Loop question, I've tried everything that I knew I just don't know. Please help me solve it out

svnshqinz , here is a very basic approach without dictionary > since numbers can occur multiple times in the input values, we have to take care that only the first occurrence of each value is counted. to do so, we need a helpers list *already_seen*, where we can append numbers that have been already counted. > we start a for loop, that gets one number at a time from the input list and is stored in a loop variable variable like *num* > inside the loop, we check if the current number is NOT already seen. this can be done with an *if* conditional and using the *in* operator. > if the current number is not in *already_seen*, we can output the result with print(...) to get the count of the specific number, we can use the string.method count(...) like: ... nums.count(num) > after this, we have to append the current number (variable *num*) to list *already_seen* > if the loop is terminated, all numbers with the counts have been printed

another thing i wanted to mention: it is not seen as very helpful when we are going to post a ready-made code, as long as the op has not shown his attempt here. it is more helpful to give hints and tips, so that the op has a chance to find a solution by himself.

Should the output be in sorted form like that 1 = 3 ... 8 = 1?
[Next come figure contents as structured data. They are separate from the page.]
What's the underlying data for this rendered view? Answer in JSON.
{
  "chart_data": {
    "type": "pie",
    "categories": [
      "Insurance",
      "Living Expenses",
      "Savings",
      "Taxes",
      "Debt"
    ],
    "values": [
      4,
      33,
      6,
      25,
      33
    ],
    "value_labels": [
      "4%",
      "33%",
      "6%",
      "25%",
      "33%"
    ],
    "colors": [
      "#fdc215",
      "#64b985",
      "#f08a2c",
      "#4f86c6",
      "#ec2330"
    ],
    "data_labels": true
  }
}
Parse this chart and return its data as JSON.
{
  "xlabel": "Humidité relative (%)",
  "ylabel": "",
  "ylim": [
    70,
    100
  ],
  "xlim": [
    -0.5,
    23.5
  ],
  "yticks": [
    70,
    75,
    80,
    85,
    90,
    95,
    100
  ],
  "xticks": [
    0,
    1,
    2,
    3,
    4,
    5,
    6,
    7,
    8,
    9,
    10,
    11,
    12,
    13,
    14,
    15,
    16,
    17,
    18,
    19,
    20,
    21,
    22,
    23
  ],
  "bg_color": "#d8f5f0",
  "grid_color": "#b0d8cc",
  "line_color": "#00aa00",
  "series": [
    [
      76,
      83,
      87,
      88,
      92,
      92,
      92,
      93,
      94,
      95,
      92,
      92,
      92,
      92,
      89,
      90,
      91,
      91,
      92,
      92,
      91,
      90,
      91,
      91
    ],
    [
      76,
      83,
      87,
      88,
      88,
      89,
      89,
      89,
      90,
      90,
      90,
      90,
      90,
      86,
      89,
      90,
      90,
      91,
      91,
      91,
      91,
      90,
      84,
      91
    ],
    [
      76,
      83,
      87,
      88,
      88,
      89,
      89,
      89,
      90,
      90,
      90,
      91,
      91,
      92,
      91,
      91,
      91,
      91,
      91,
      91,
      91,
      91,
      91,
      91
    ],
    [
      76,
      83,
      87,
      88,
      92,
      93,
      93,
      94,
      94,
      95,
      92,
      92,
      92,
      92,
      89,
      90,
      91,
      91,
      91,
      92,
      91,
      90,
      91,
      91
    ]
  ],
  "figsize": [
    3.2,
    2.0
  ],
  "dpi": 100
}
svnshqinz Create a set from <Num> list to get only unique elements name it <num_set> Then create a list named <sorted_num> from <num_set> and sort the list Next, create a dictionary named <num_freq> where each item key is the value obtained from <sorted_num>, and item value is the frequency of the value in <Num> list. Lastly, display the numbers and their frequency you have collected in <num_freq> dictionary You can try this for now, or ask others how their code example work : )

Ipang yes

Ipang thank you! Actually it didnt need to be sorted but I was to distracted and didn't notice :)

Num = [1, 3, 2, 5, 7, 8, 7, 3, 1, 1] print(*[f'{n} = {Num.count(n)}' for n in sorted(set(Num))],sep='\n')

Lothar, ok thank you very much :)